L'année prochaine, 306 millions de personnes achèteront le pain, les fleurs et les billets de cinéma avec des euros. A partir du 2 janvier, la monnaie unique sera la devise commune de 5% de la population mondiale totale. Chacun des douze pays retirera sa monnaie nationale à des rythmes différents. Pour l'Allemagne, c'est le «big bang» au premier jour de l'an alors que les pays latins laisseront plus de temps de deuil à leurs consommateurs (voir tableau). Par comparaison, le dollar est la monnaie de transaction de 281 millions d'Américains et le yen passe de poche en poche chez 127 millions de Japonais.

Dans la population de ce qu'il est désormais convenu d'appeler l'Euroland, 16,4% sont âgés de moins de 15 ans. Pour ces personnes, les marks allemands, les francs français et les pesetas espagnoles feront donc partie de l'histoire, plus difficilement des souvenirs. A l'autre bout de la pyramide des âges, une même proportion des citoyens de la zone euro (16,3%) sont âgés de plus de 65 ans et ont vécu la plus grande partie de leur vie avec les devises nationales encore en cours.

La naissance d'une nouvelle monnaie en espèces sonnantes et trébuchantes ne va pas pour autant bouleverser les cotations et les transactions des matières premières, en tout cas pas pour l'instant. Sur ce point, le dollar reste roi dans le commerce international. Une des raisons est sa force. En effet, depuis la naissance de la monnaie européenne, il y a trois ans exactement, l'euro a perdu près d'un quart de sa valeur face au billet vert. «Pour ses détracteurs, l'euro est l'image d'une économie sans dynamisme, engoncée dans ses réglementations – notamment du marché du travail – qui découragent le transfert des forces productives vers les activités de l'avenir», souffle Jacques Mayoux, vice-président de Goldman Sachs Europe.

Fuite de capitaux

De son côté, la vigueur du dollar ne serait pas uniquement liée au dynamisme outre-Atlantique. La fuite de capitaux de l'Europe aux Etats-Unis, où ils sont plus rentables, contribue fortement à élever la devise américaine à des niveaux stratosphériques. En effet, ces deux dernières années, la zone euro a exporté plus de 470 milliards d'euros de capitaux (700 milliards de francs, soit près de deux fois le PIB suisse), alors que les Etats-Unis absorbaient 880 milliards de dollars (1500 milliards de francs!) de capitaux étrangers. La venue de l'euro métallique ne va pas inverser cette tendance inscrite dans les grands flux monétaires internationaux.
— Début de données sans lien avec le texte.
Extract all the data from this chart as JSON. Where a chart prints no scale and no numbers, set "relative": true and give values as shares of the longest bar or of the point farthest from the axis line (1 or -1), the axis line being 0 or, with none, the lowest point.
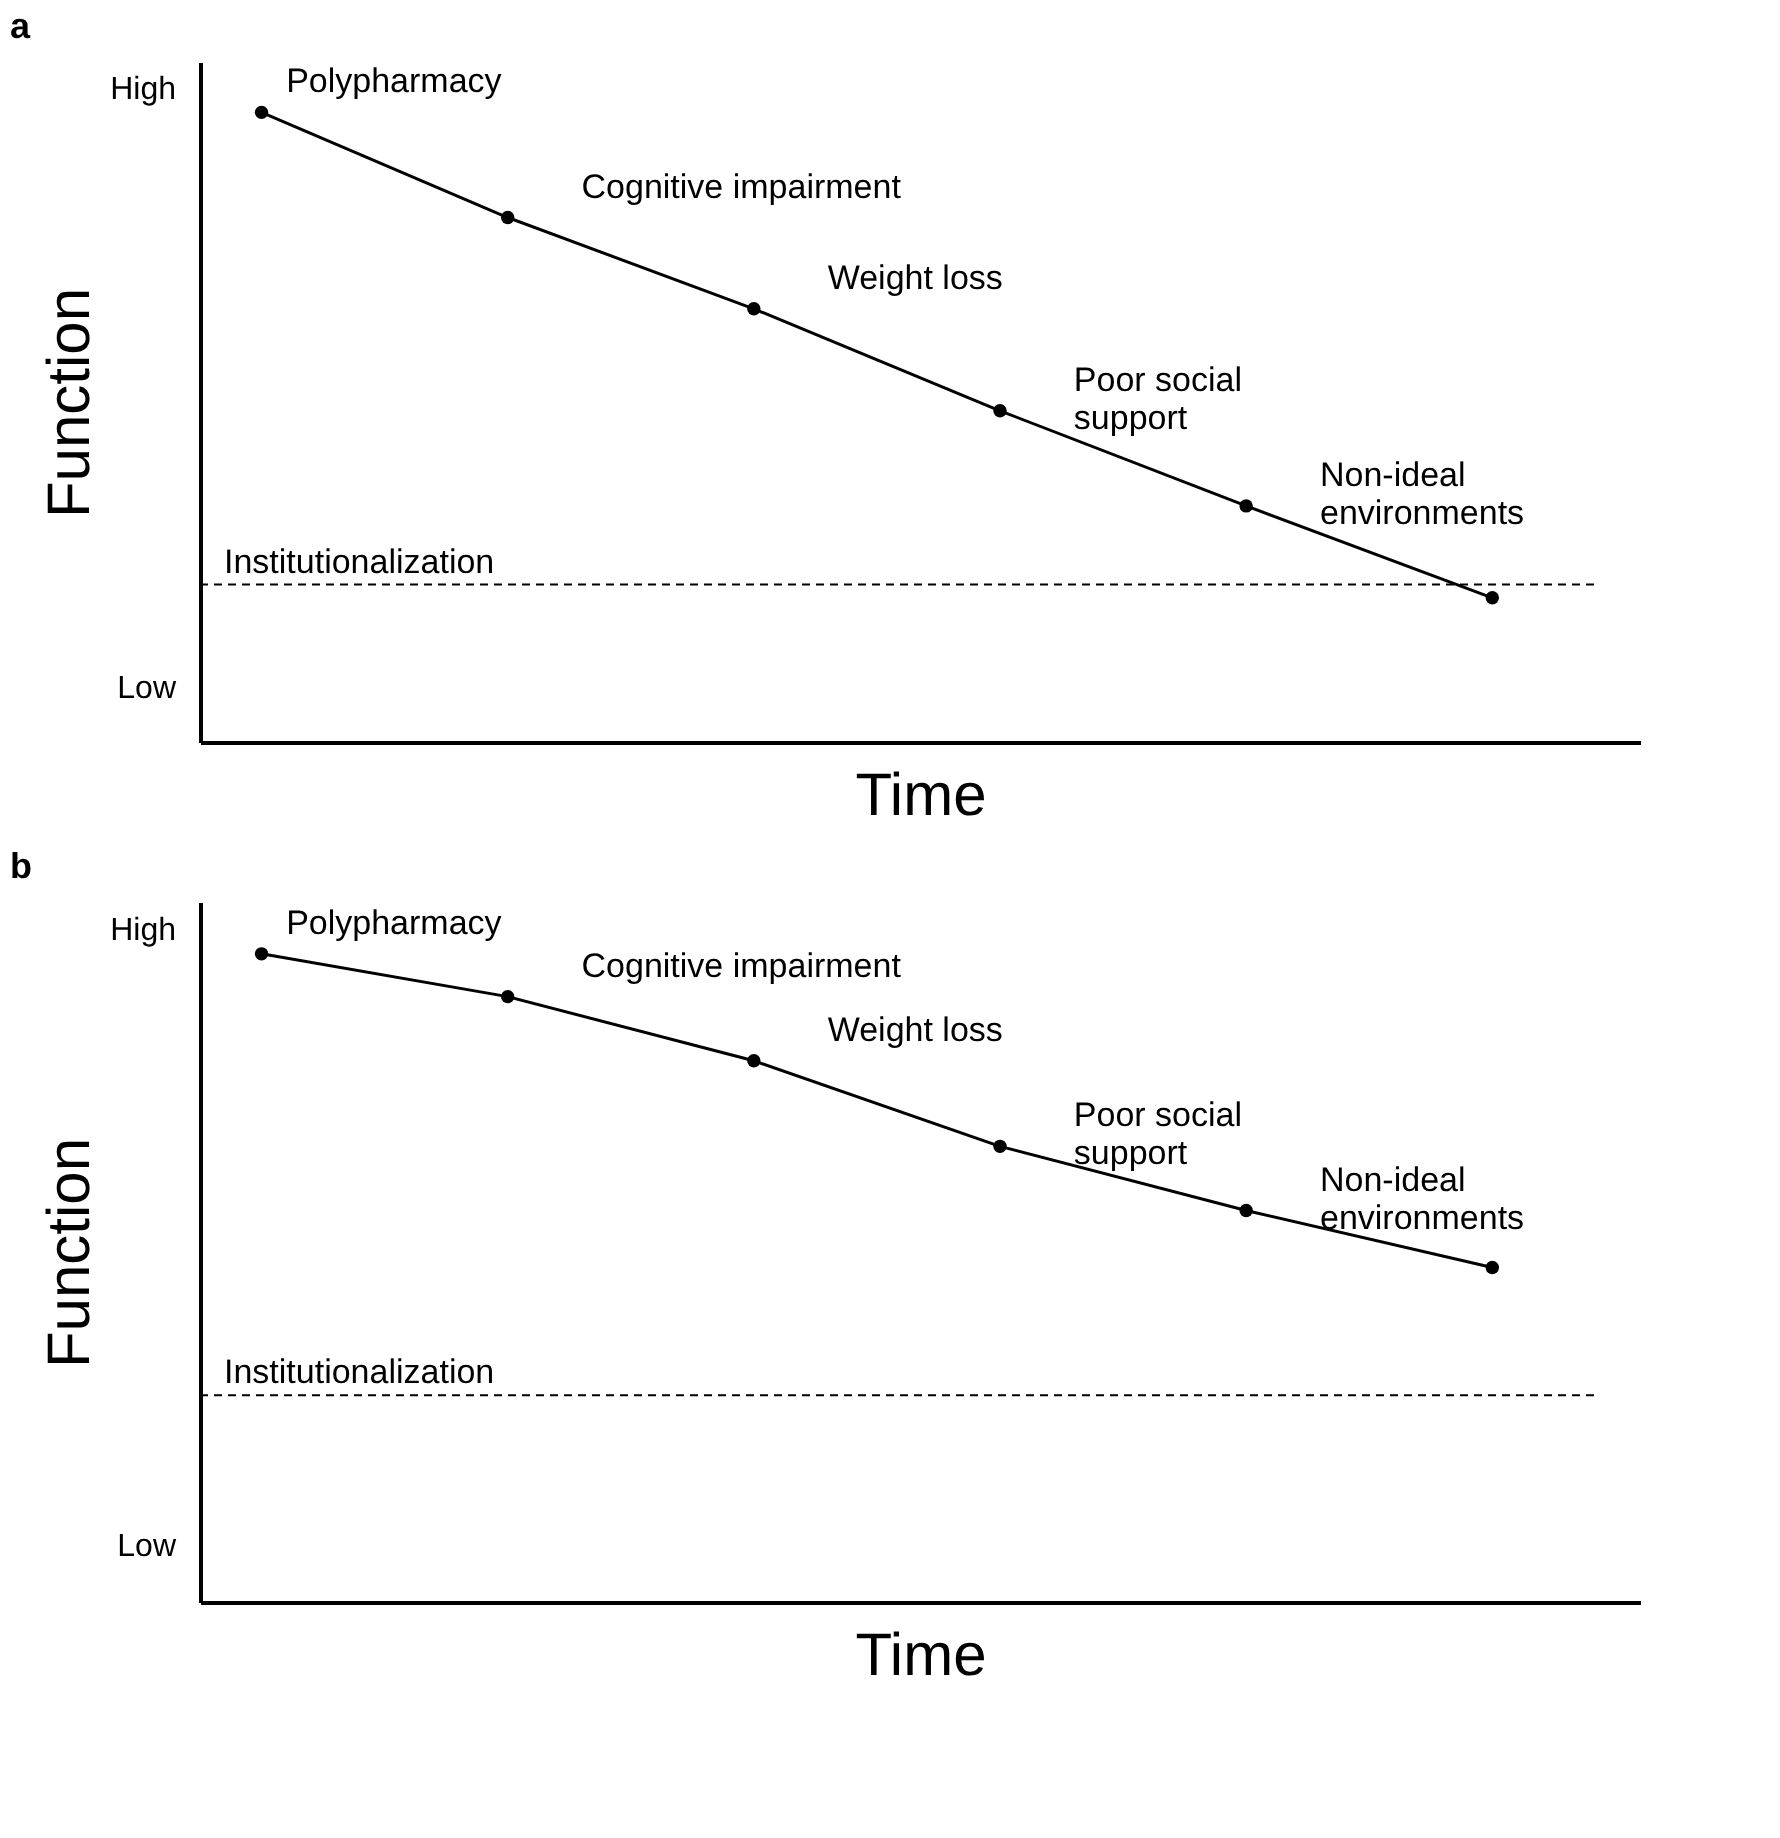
{
  "chart_data": [
    {
      "type": "line",
      "title": "a",
      "xlabel": "Time",
      "ylabel": "Function",
      "categories": [
        null,
        null,
        null,
        null,
        null,
        null
      ],
      "relative": true,
      "tick_labels": false,
      "series": [
        {
          "color": "#000000",
          "line_style": "solid",
          "marker": "circle",
          "values": [
            1,
            0.833,
            0.688,
            0.526,
            0.375,
            0.229
          ]
        }
      ],
      "ref_lines": [
        {
          "axis": "y",
          "value": 0.25,
          "label": "Institutionalization",
          "line_style": "dashed",
          "color": "#000000"
        }
      ],
      "annotations": [
        "Polypharmacy",
        "Cognitive impairment",
        "Weight loss",
        "Poor social\nsupport",
        "Non-ideal\nenvironments",
        "High",
        "Low"
      ]
    },
    {
      "type": "line",
      "title": "b",
      "xlabel": "Time",
      "ylabel": "Function",
      "categories": [
        null,
        null,
        null,
        null,
        null,
        null
      ],
      "relative": true,
      "tick_labels": false,
      "series": [
        {
          "color": "#000000",
          "line_style": "solid",
          "marker": "circle",
          "values": [
            1,
            0.934,
            0.835,
            0.703,
            0.604,
            0.516
          ]
        }
      ],
      "ref_lines": [
        {
          "axis": "y",
          "value": 0.319,
          "label": "Institutionalization",
          "line_style": "dashed",
          "color": "#000000"
        }
      ],
      "annotations": [
        "Polypharmacy",
        "Cognitive impairment",
        "Weight loss",
        "Poor social\nsupport",
        "Non-ideal\nenvironments",
        "High",
        "Low"
      ]
    }
  ]
}
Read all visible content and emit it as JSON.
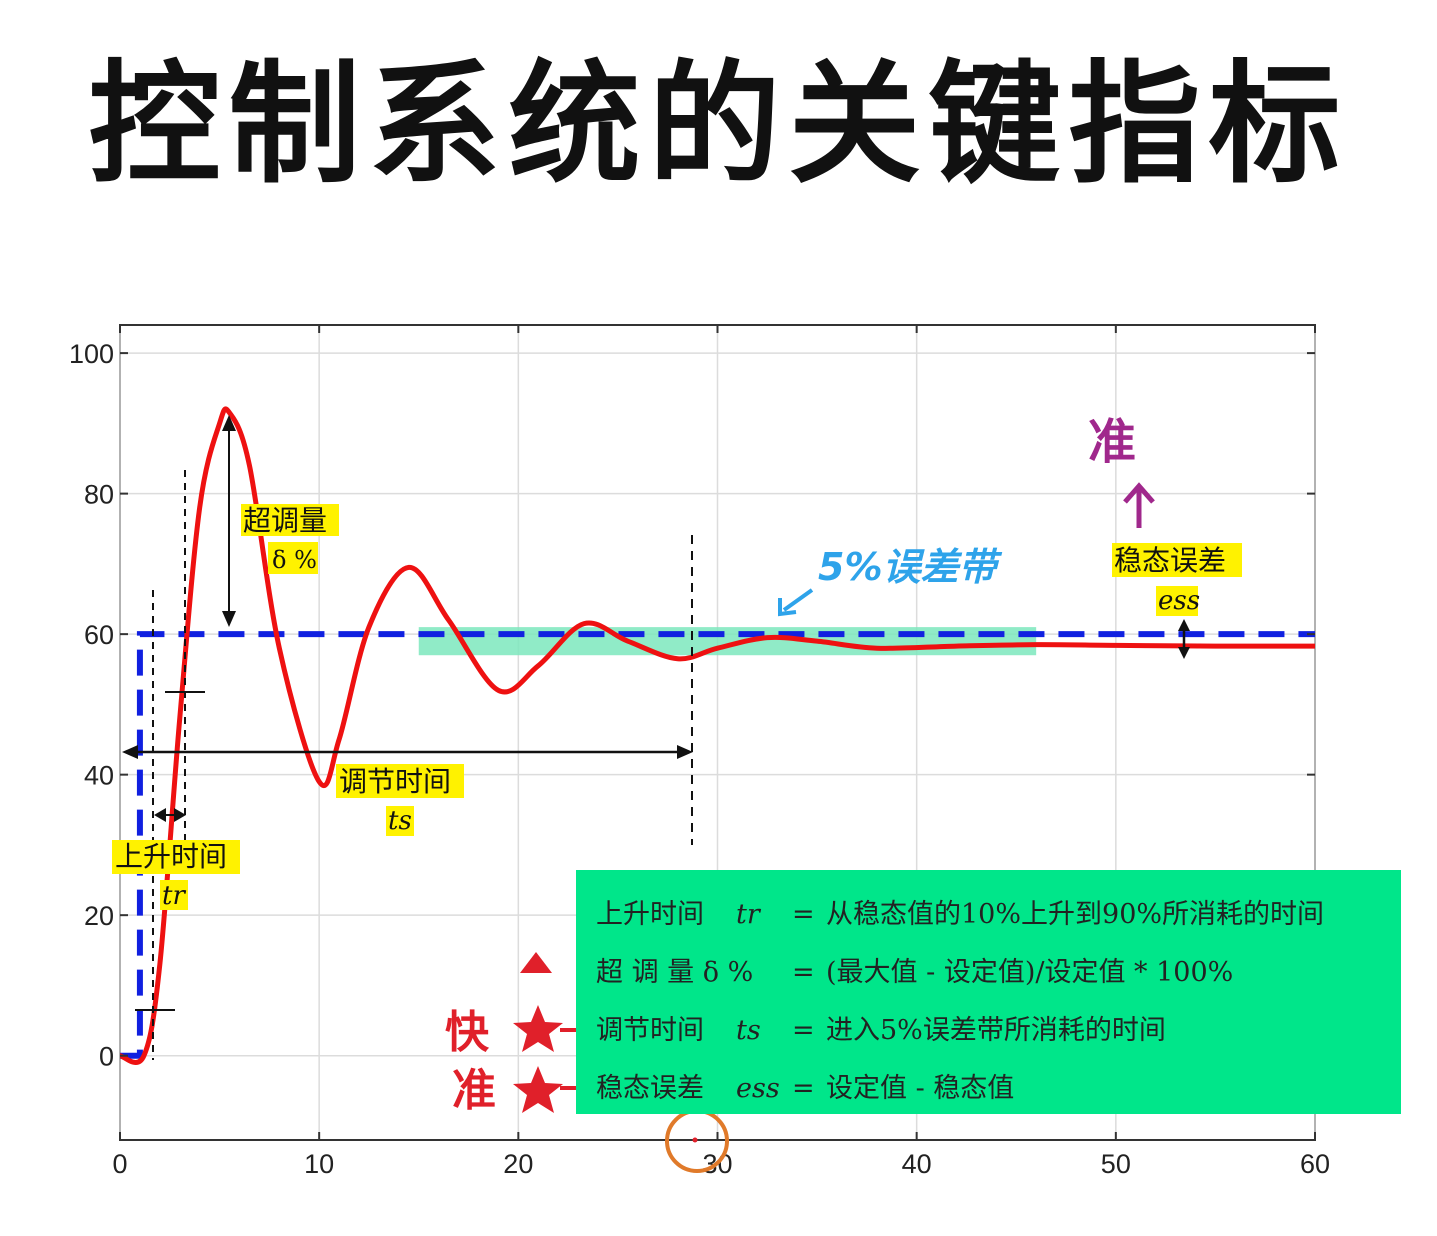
{
  "title": "控制系统的关键指标",
  "chart_data": {
    "type": "line",
    "xlim": [
      0,
      60
    ],
    "ylim": [
      -12,
      104
    ],
    "x_ticks": [
      "0",
      "10",
      "20",
      "30",
      "40",
      "50",
      "60"
    ],
    "y_ticks": [
      "0",
      "20",
      "40",
      "60",
      "80",
      "100"
    ],
    "grid": true,
    "series": [
      {
        "name": "setpoint",
        "style": "dashed",
        "color": "#1020e0",
        "x": [
          0,
          1,
          1,
          60
        ],
        "y": [
          0,
          0,
          60,
          60
        ]
      },
      {
        "name": "response",
        "style": "solid",
        "color": "#ee1111",
        "x": [
          0,
          1.2,
          2,
          3,
          4,
          5,
          5.5,
          6.5,
          8,
          10,
          11,
          12.5,
          14.5,
          16.5,
          19,
          21,
          23.3,
          25.5,
          28,
          30,
          32.5,
          35,
          38,
          42,
          46,
          50,
          55,
          60
        ],
        "y": [
          0,
          0,
          13,
          48,
          78,
          90,
          91.5,
          84,
          58,
          39,
          45,
          61,
          69.5,
          62,
          52,
          55.5,
          61.5,
          59,
          56.5,
          58,
          59.5,
          59,
          58,
          58.3,
          58.5,
          58.4,
          58.3,
          58.3
        ]
      }
    ],
    "band": {
      "label": "5%误差带",
      "x_range": [
        15,
        46
      ],
      "y_range": [
        57,
        61
      ],
      "color": "#7de8bd"
    }
  },
  "annotations": {
    "overshoot": {
      "label": "超调量",
      "symbol": "δ %"
    },
    "settling": {
      "label": "调节时间",
      "symbol": "ts"
    },
    "rise": {
      "label": "上升时间",
      "symbol": "tr"
    },
    "steady": {
      "label": "稳态误差",
      "symbol": "ess"
    },
    "band_label": "5%误差带",
    "accurate_top": "准",
    "fast": "快",
    "accurate": "准"
  },
  "info_box": {
    "rows": [
      {
        "name": "上升时间",
        "sym": "tr",
        "eq": "=",
        "desc": "从稳态值的10%上升到90%所消耗的时间"
      },
      {
        "name": "超 调 量 δ %",
        "sym": "",
        "eq": "=",
        "desc": "(最大值 - 设定值)/设定值 * 100%"
      },
      {
        "name": "调节时间",
        "sym": "ts",
        "eq": "=",
        "desc": "进入5%误差带所消耗的时间"
      },
      {
        "name": "稳态误差",
        "sym": "ess",
        "eq": "=",
        "desc": "设定值 - 稳态值"
      }
    ]
  },
  "colors": {
    "response": "#ee1111",
    "setpoint": "#1020e0",
    "box": "#00e68a",
    "highlight": "#fff200"
  }
}
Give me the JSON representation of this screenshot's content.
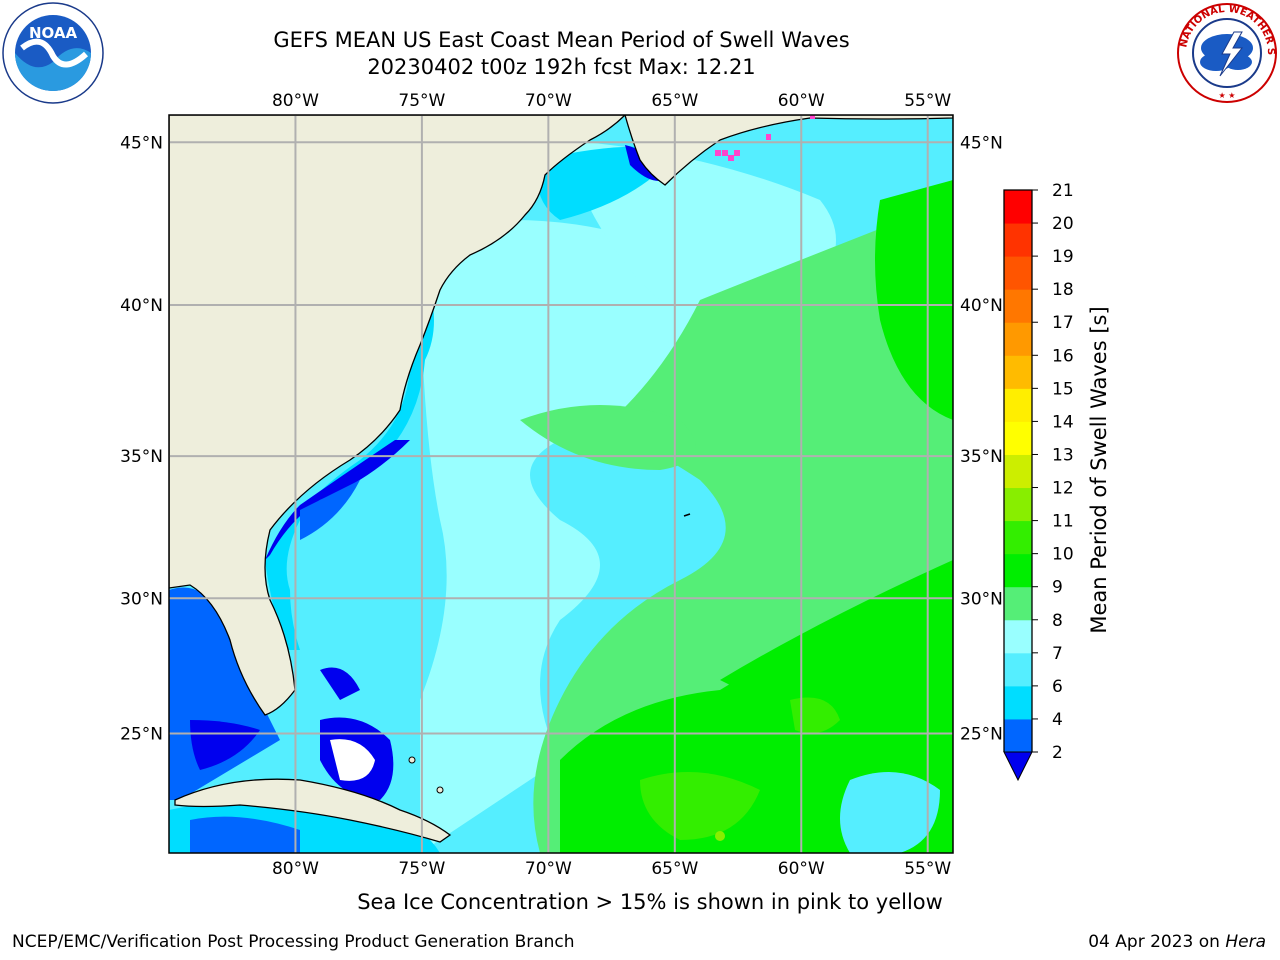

Mais la Banque centrale européenne se veut rassurante. Selon elle, la valeur intrinsèque de la monnaie commune est «déterminée par les conditions économiques de la zone euro et, en particulier, par le maintien de la stabilité des prix». Finalement, la force d'une monnaie n'est qu'un indicateur de la santé d'une économie. Elle n'est que le reflet de la situation financière du pays, de la virulence de l'inflation et de l'équilibre de sa balance des paiements.

Selon l'OCDE, l'euro est sous-évalué de 15% par rapport au dollar alors que le FMI avance le chiffre de 38%. Tous les opérateurs s'attendent donc à une appréciation de la nouvelle devise une fois que l'eurozone sera totalement unifiée. Certains signaux laissent à penser que la monnaie unique a déjà commencé à grignoter une partie du gâteau financier international. Mais la progression est pour l'instant faible. «Il y a de plus en plus d'emprunts obligataires en euros. Au fil du temps, l'Europe s'affirme toujours plus sur les marchés financiers», remarque Hyppolyte Sarah, analyste financière auprès de Pictet & Cie.

Une chose est sûre: l'économie de l'Union monétaire européenne (UEM) compte pour 16% dans le produit intérieur brut (PIB) mondial total avec 6553 milliards d'euros en 2000. A mi-chemin entre les Etats-Unis (10 709 milliards d'euros) et le Japon (5145 milliards d'euros).

D'après la Réserve fédérale américaine (Fed), 70% de la circulation monétaire du dollar ont lieu hors des frontières américaines. L'euro n'est pas donc près de renverser le royaume du billet vert. Pour l'instant, la monnaie européenne se contente de jouer les seconds rôles.